Recently, though, a spate of comments about Katie Couric’s getting married again (told by head GEM Rene Syler) brought those thoughts to the fore. Many of those comments on the article said, basically, the best thing is to wait to date/marry until after your kids are grown and out of the house.
What the hell?! To tell anyone they have to wait until their kids are grown and gone is just plain ridiculous. I’m not defined by my children, not totally. Nothing drives me crazier than when I hear someone’s first description of themselves as, “I am my kids’ mom “ (or dad). I am a great dad, if I say so myself. But I’m not just a dad. I’m a journalist, a writer, a musician (that’s a big one), a cook, a documentarian, and, yes, dad. Sometimes it comes top of the list, like when my son missed the bus home from school this week. Sometimes it comes 2nd to a band rehearsal or work. It’s always on the list…but not always the very first thing.
To those naysayers I also have to tell you . . . I have had a few dates here and there in the last year. Only a few, and nothing romantic came of them. I didn’t, “wait until my children were ready” or “do it the right way” or even the “wrong way.” I wouldn’t say I’ve had a lot of them, but a few. A couple were simply because I wanted some companionship, an adult above the age of 18 to have some decent conversation. At the end of the day it’s all about whether I’m ready. If I am, the rest will work itself out.

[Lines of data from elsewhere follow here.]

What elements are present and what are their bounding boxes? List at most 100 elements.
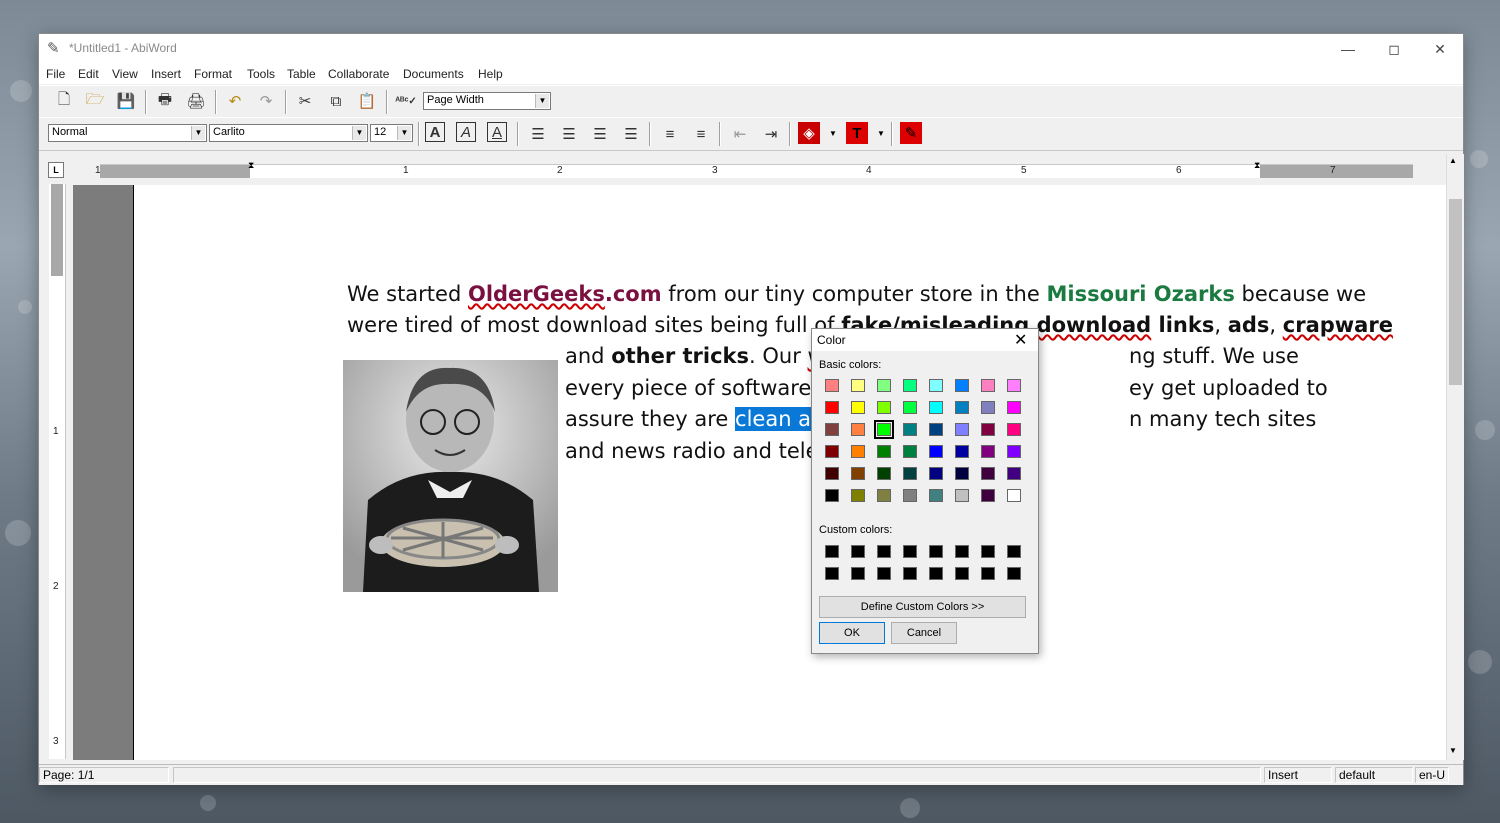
- basic-color-swatch[interactable]: [955, 401, 969, 414]
- minimize-button[interactable]: —: [1325, 34, 1371, 64]
- basic-color-swatch[interactable]: [851, 489, 865, 502]
- basic-color-swatch[interactable]: [981, 423, 995, 436]
- menu-documents[interactable]: Documents: [403, 67, 464, 81]
- basic-color-swatch[interactable]: [851, 379, 865, 392]
- basic-color-swatch[interactable]: [877, 401, 891, 414]
- font-select[interactable]: Carlito ▼: [209, 124, 368, 142]
- basic-color-swatch[interactable]: [981, 445, 995, 458]
- print-preview-icon[interactable]: 🖶: [153, 89, 177, 113]
- custom-color-swatch[interactable]: [981, 567, 995, 580]
- basic-color-swatch[interactable]: [903, 379, 917, 392]
- text-color-icon[interactable]: T: [846, 122, 868, 144]
- custom-color-swatch[interactable]: [1007, 545, 1021, 558]
- align-left-icon[interactable]: ☰: [526, 122, 550, 146]
- custom-color-swatch[interactable]: [929, 567, 943, 580]
- custom-color-swatch[interactable]: [851, 567, 865, 580]
- basic-color-swatch[interactable]: [929, 401, 943, 414]
- align-center-icon[interactable]: ☰: [557, 122, 581, 146]
- grandma-pie-photo[interactable]: [343, 360, 558, 592]
- basic-color-swatch[interactable]: [903, 467, 917, 480]
- ok-button[interactable]: OK: [819, 622, 885, 644]
- scrollbar-thumb[interactable]: [1449, 199, 1462, 385]
- basic-color-swatch[interactable]: [903, 401, 917, 414]
- basic-color-swatch[interactable]: [929, 489, 943, 502]
- selected-color-swatch[interactable]: [874, 420, 894, 439]
- redo-icon[interactable]: ↷: [254, 89, 278, 113]
- basic-color-swatch[interactable]: [825, 379, 839, 392]
- align-right-icon[interactable]: ☰: [588, 122, 612, 146]
- basic-color-swatch[interactable]: [1007, 379, 1021, 392]
- basic-color-swatch[interactable]: [955, 445, 969, 458]
- italic-icon[interactable]: A: [456, 122, 476, 142]
- custom-color-swatch[interactable]: [877, 545, 891, 558]
- cancel-button[interactable]: Cancel: [891, 622, 957, 644]
- style-select[interactable]: Normal ▼: [48, 124, 207, 142]
- decrease-indent-icon[interactable]: ⇤: [728, 122, 752, 146]
- custom-color-swatch[interactable]: [981, 545, 995, 558]
- menu-collaborate[interactable]: Collaborate: [328, 67, 389, 81]
- menu-format[interactable]: Format: [194, 67, 232, 81]
- basic-color-swatch[interactable]: [877, 379, 891, 392]
- menu-insert[interactable]: Insert: [151, 67, 181, 81]
- zoom-select[interactable]: Page Width ▼: [423, 92, 551, 110]
- basic-color-swatch[interactable]: [825, 423, 839, 436]
- cut-icon[interactable]: ✂: [293, 89, 317, 113]
- custom-color-swatch[interactable]: [825, 567, 839, 580]
- bulleted-list-icon[interactable]: ≡: [689, 122, 713, 146]
- highlight-color-icon[interactable]: ◈: [798, 122, 820, 144]
- pen-icon[interactable]: ✎: [900, 122, 922, 144]
- save-icon[interactable]: 💾: [114, 89, 138, 113]
- menu-help[interactable]: Help: [478, 67, 503, 81]
- spellcheck-icon[interactable]: ᴬᴮᶜ✓: [394, 89, 418, 113]
- basic-color-swatch[interactable]: [825, 489, 839, 502]
- basic-color-swatch[interactable]: [877, 489, 891, 502]
- scroll-up-arrow-icon[interactable]: ▲: [1449, 156, 1457, 165]
- custom-color-swatch[interactable]: [1007, 567, 1021, 580]
- basic-color-swatch[interactable]: [1007, 489, 1021, 502]
- basic-color-swatch[interactable]: [981, 467, 995, 480]
- basic-color-swatch[interactable]: [1007, 423, 1021, 436]
- menu-file[interactable]: File: [46, 67, 65, 81]
- basic-color-swatch[interactable]: [825, 445, 839, 458]
- basic-color-swatch[interactable]: [981, 489, 995, 502]
- basic-color-swatch[interactable]: [851, 445, 865, 458]
- left-indent-marker[interactable]: ⧗: [248, 160, 254, 171]
- document-page[interactable]: We started OlderGeeks.com from our tiny …: [133, 185, 1446, 760]
- new-document-icon[interactable]: 🗋: [52, 89, 76, 113]
- vertical-scrollbar[interactable]: ▲ ▼: [1446, 154, 1464, 760]
- menu-view[interactable]: View: [112, 67, 138, 81]
- close-window-button[interactable]: ✕: [1417, 34, 1463, 64]
- basic-color-swatch[interactable]: [851, 423, 865, 436]
- tab-type-icon[interactable]: L: [48, 162, 64, 178]
- basic-color-swatch[interactable]: [903, 423, 917, 436]
- define-custom-colors-button[interactable]: Define Custom Colors >>: [819, 596, 1026, 618]
- basic-color-swatch[interactable]: [825, 467, 839, 480]
- basic-color-swatch[interactable]: [903, 489, 917, 502]
- basic-color-swatch[interactable]: [877, 445, 891, 458]
- bold-icon[interactable]: A: [425, 122, 445, 142]
- chevron-down-icon[interactable]: ▼: [877, 129, 885, 138]
- chevron-down-icon[interactable]: ▼: [829, 129, 837, 138]
- custom-color-swatch[interactable]: [929, 545, 943, 558]
- custom-color-swatch[interactable]: [903, 567, 917, 580]
- basic-color-swatch[interactable]: [929, 445, 943, 458]
- custom-color-swatch[interactable]: [955, 545, 969, 558]
- basic-color-swatch[interactable]: [955, 467, 969, 480]
- underline-icon[interactable]: A: [487, 122, 507, 142]
- basic-color-swatch[interactable]: [955, 379, 969, 392]
- basic-color-swatch[interactable]: [955, 423, 969, 436]
- font-size-select[interactable]: 12 ▼: [370, 124, 413, 142]
- basic-color-swatch[interactable]: [877, 467, 891, 480]
- increase-indent-icon[interactable]: ⇥: [759, 122, 783, 146]
- align-justify-icon[interactable]: ☰: [619, 122, 643, 146]
- close-icon[interactable]: ✕: [1014, 330, 1027, 350]
- print-icon[interactable]: 🖨: [184, 89, 208, 113]
- copy-icon[interactable]: ⧉: [324, 89, 348, 113]
- basic-color-swatch[interactable]: [929, 467, 943, 480]
- right-indent-marker[interactable]: ⧗: [1254, 160, 1260, 171]
- basic-color-swatch[interactable]: [851, 401, 865, 414]
- numbered-list-icon[interactable]: ≡: [658, 122, 682, 146]
- basic-color-swatch[interactable]: [903, 445, 917, 458]
- basic-color-swatch[interactable]: [955, 489, 969, 502]
- custom-color-swatch[interactable]: [851, 545, 865, 558]
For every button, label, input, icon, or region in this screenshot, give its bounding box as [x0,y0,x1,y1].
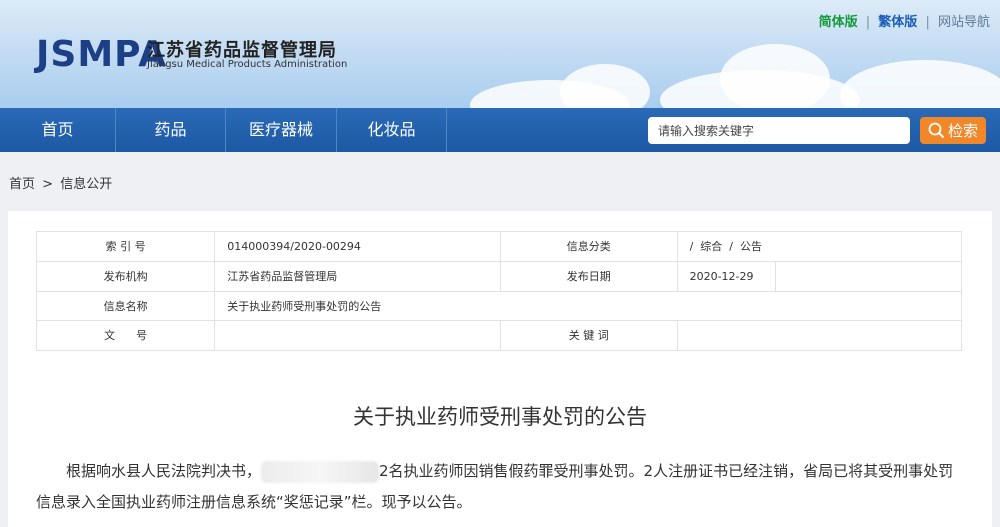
nav-item-devices[interactable]: 医疗器械 [226,108,337,152]
site-header: JSMPA 江苏省药品监督管理局 Jiangsu Medical Product… [0,0,1000,108]
keyword-label: 关 键 词 [499,320,678,351]
traditional-link[interactable]: 繁体版 [878,15,917,30]
name-label: 信息名称 [35,290,216,321]
search-input[interactable] [648,117,910,144]
nav-item-cosmetics[interactable]: 化妆品 [337,108,447,152]
content-panel: 索 引 号 014000394/2020-00294 信息分类 / 综合 / 公… [8,211,992,527]
index-value: 014000394/2020-00294 [214,231,501,262]
breadcrumb-current[interactable]: 信息公开 [60,177,112,192]
category-label: 信息分类 [499,231,678,262]
info-table: 索 引 号 014000394/2020-00294 信息分类 / 综合 / 公… [35,231,963,351]
table-row: 发布机构 江苏省药品监督管理局 发布日期 2020-12-29 [35,260,963,292]
publisher-label: 发布机构 [35,260,216,292]
publisher-value: 江苏省药品监督管理局 [214,260,501,292]
nav-item-drugs[interactable]: 药品 [116,108,226,152]
table-row: 文 号 关 键 词 [35,320,963,351]
org-name-en: Jiangsu Medical Products Administration [147,59,348,70]
header-cloud [720,44,830,108]
site-nav-link[interactable]: 网站导航 [938,15,990,30]
link-separator: | [925,15,930,30]
table-row: 信息名称 关于执业药师受刑事处罚的公告 [35,290,962,321]
keyword-value [676,320,963,351]
article-title: 关于执业药师受刑事处罚的公告 [353,405,647,429]
date-value-wrap: 2020-12-29 [678,261,961,291]
header-cloud [560,64,650,108]
nav-item-home[interactable]: 首页 [0,108,116,152]
category-value: / 综合 / 公告 [676,231,963,262]
header-cloud [840,60,1000,108]
search-button[interactable]: 检索 [920,117,986,144]
breadcrumb: 首页 > 信息公开 [9,173,115,192]
search-icon [928,122,945,139]
date-value-text: 2020-12-29 [678,261,776,291]
top-links: 简体版 | 繁体版 | 网站导航 [817,11,992,30]
redacted-text [261,460,380,483]
link-separator: | [865,15,871,30]
table-row: 索 引 号 014000394/2020-00294 信息分类 / 综合 / 公… [35,231,963,262]
date-label: 发布日期 [499,260,678,292]
breadcrumb-home[interactable]: 首页 [9,177,35,192]
article-body-part1: 根据响水县人民法院判决书， [66,462,262,480]
doc-label: 文 号 [35,320,216,351]
date-empty-cell [776,262,961,291]
date-value: 2020-12-29 [676,260,963,292]
doc-value [214,320,501,351]
search-button-label: 检索 [947,122,978,140]
category-value-text: / 综合 / 公告 [689,240,762,254]
name-value: 关于执业药师受刑事处罚的公告 [214,290,962,321]
breadcrumb-separator: > [42,177,54,192]
article-body: 根据响水县人民法院判决书， 2名执业药师因销售假药罪受刑事处罚。2人注册证书已经注… [36,456,966,518]
index-label: 索 引 号 [35,231,216,262]
simplified-link[interactable]: 简体版 [819,15,858,30]
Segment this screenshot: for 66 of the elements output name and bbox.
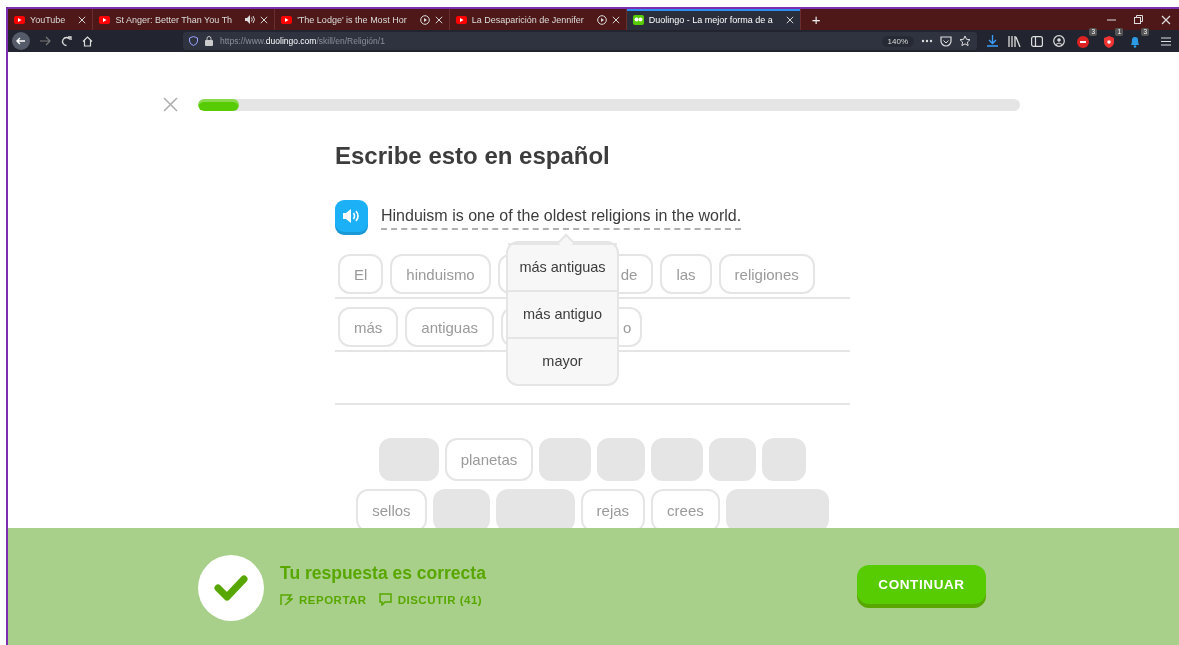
result-message: Tu respuesta es correcta: [280, 563, 487, 584]
word-tile[interactable]: religiones: [718, 254, 815, 294]
address-bar[interactable]: https://www.duolingo.com/skill/en/Religión/1 140%: [183, 32, 977, 50]
speaker-button[interactable]: [335, 200, 368, 232]
empty-tile-slot: [539, 438, 592, 481]
close-icon[interactable]: [260, 15, 269, 24]
prompt-sentence[interactable]: Hinduism is one of the oldest religions in the world.: [381, 207, 742, 225]
video-favicon-icon: [281, 15, 293, 24]
speaker-icon[interactable]: [245, 15, 256, 24]
close-icon[interactable]: [434, 15, 443, 24]
empty-tile-slot: [762, 438, 807, 481]
empty-tile-slot: [651, 438, 704, 481]
back-icon[interactable]: [12, 32, 30, 50]
close-icon[interactable]: [785, 15, 794, 24]
flag-icon: [280, 593, 293, 606]
forward-icon[interactable]: [40, 36, 51, 46]
new-tab-button[interactable]: +: [808, 12, 824, 27]
close-icon[interactable]: [78, 15, 87, 24]
word-tile[interactable]: sellos: [356, 489, 427, 528]
word-tile[interactable]: más: [338, 307, 399, 347]
library-icon[interactable]: [1008, 35, 1021, 47]
account-icon[interactable]: [1053, 35, 1065, 47]
ad-block-icon[interactable]: [1075, 33, 1091, 49]
sidebar-icon[interactable]: [1031, 35, 1043, 47]
word-tile[interactable]: El: [338, 254, 384, 294]
close-icon[interactable]: [1161, 14, 1171, 25]
home-icon[interactable]: [82, 35, 93, 47]
word-tile[interactable]: rejas: [580, 489, 646, 528]
empty-tile-slot: [432, 489, 490, 528]
hint-option: más antiguas: [508, 243, 617, 290]
word-tile[interactable]: crees: [651, 489, 720, 528]
word-tile[interactable]: planetas: [444, 438, 534, 481]
browser-tab[interactable]: Duolingo - La mejor forma de a: [626, 9, 801, 30]
zoom-level[interactable]: 140%: [881, 35, 914, 47]
discuss-link[interactable]: DISCUTIR (41): [378, 593, 483, 606]
download-icon[interactable]: [987, 35, 998, 47]
play-icon[interactable]: [596, 14, 607, 25]
word-tile[interactable]: antiguas: [405, 307, 495, 347]
restore-icon[interactable]: [1134, 15, 1143, 24]
close-icon[interactable]: [611, 15, 620, 24]
video-favicon-icon: [14, 15, 25, 24]
reload-icon[interactable]: [61, 35, 72, 47]
hint-option: más antiguo: [508, 290, 617, 337]
play-icon[interactable]: [419, 14, 430, 25]
chat-icon: [378, 593, 392, 606]
shield-icon[interactable]: [189, 36, 198, 46]
exercise-heading: Escribe esto en español: [335, 141, 611, 171]
checkmark-icon: [214, 574, 248, 601]
url-text[interactable]: https://www.duolingo.com/skill/en/Religión/1: [220, 36, 875, 46]
word-tile[interactable]: hinduismo: [390, 254, 491, 294]
owl-favicon-icon: [632, 14, 644, 25]
empty-tile-slot: [709, 438, 757, 481]
shield-icon[interactable]: [1101, 33, 1117, 49]
lock-icon: [205, 36, 213, 46]
pocket-icon[interactable]: [940, 35, 952, 47]
word-tile[interactable]: las: [660, 254, 712, 294]
star-icon[interactable]: [959, 35, 971, 47]
video-favicon-icon: [455, 15, 467, 24]
more-icon[interactable]: [921, 39, 933, 43]
report-link[interactable]: REPORTAR: [280, 593, 367, 606]
empty-tile-slot: [597, 438, 646, 481]
menu-icon[interactable]: [1161, 36, 1171, 46]
hint-option: mayor: [508, 337, 617, 384]
empty-tile-slot: [378, 438, 439, 481]
video-favicon-icon: [99, 15, 111, 24]
speaker-icon: [343, 209, 360, 223]
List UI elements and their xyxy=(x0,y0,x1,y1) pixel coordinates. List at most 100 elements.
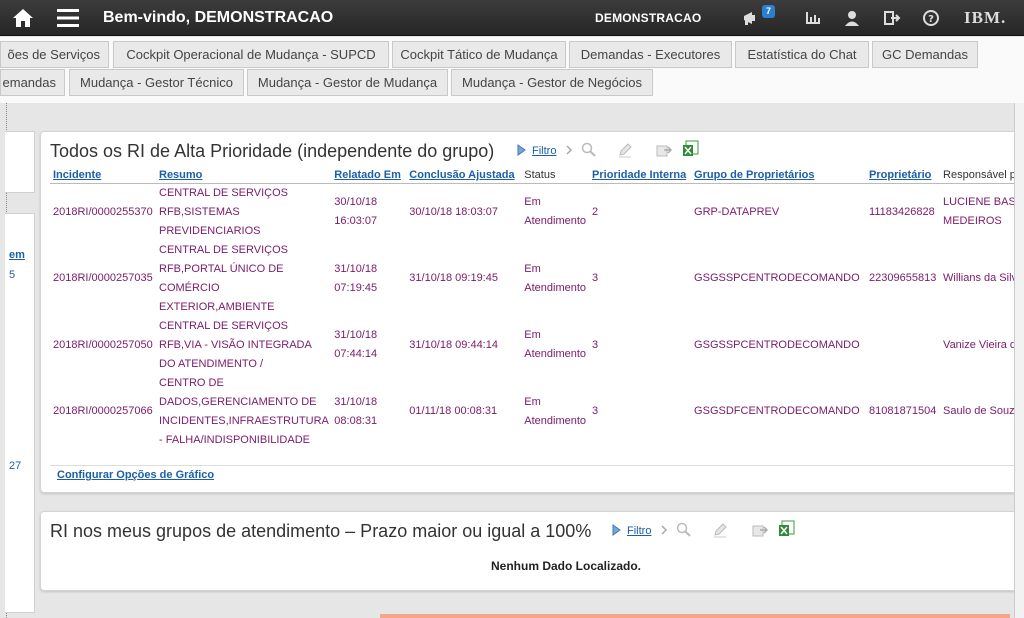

Dating after your spouse has died is totally unlike any other kind of breakup. We didn’t fall out of love. There was no divorce and I’m never going to see Andrea again. I struggled with whether Andrea was “the one,” that soulmate the fairy tales speak of. If she was, how could I fall in love again? Is there really another person out there? All those questions flood your brain. You have to come to terms with those before you can give yourself to someone again. It’s only fair to yourself…and only fair to your date.
When my daughter freaked out about my having a date for a work event, I didn’t cancel it and say, “I’ll wait until I have grandkids.” I told her, “You’re 18 and you’re about to leave the house for college. Being angry with me over my wanting company for an event isn’t fair.” Sometimes you need a person who’s not a teenager to have decent conversation. Sometimes…you just don’t want to be the one lone guy at the table. My daughter came to the realization that she has no right to dictate if I can have company for the evening. If she’s going on dates and I don’t criticize (much), then what right does she have? The struggles she has I am totally there to work out . . . but we worked them out and I still went on the date.
This doesn’t talk about romance, meeting the kids, sex, none of that. I’ll be honest, I haven’t gotten there yet, either. Let’s face it, the last really romantic date I had was 20 years ago. I don’t know that I’m ready for romance yet. Still, it’s eight years until the house is empty and I don’t know what those years will bring. I’m okay with that…they should be too. After all, I’m more than just their dad.
What do you think? Should you wait to date until the kids are grown? Let’s hear your opinions!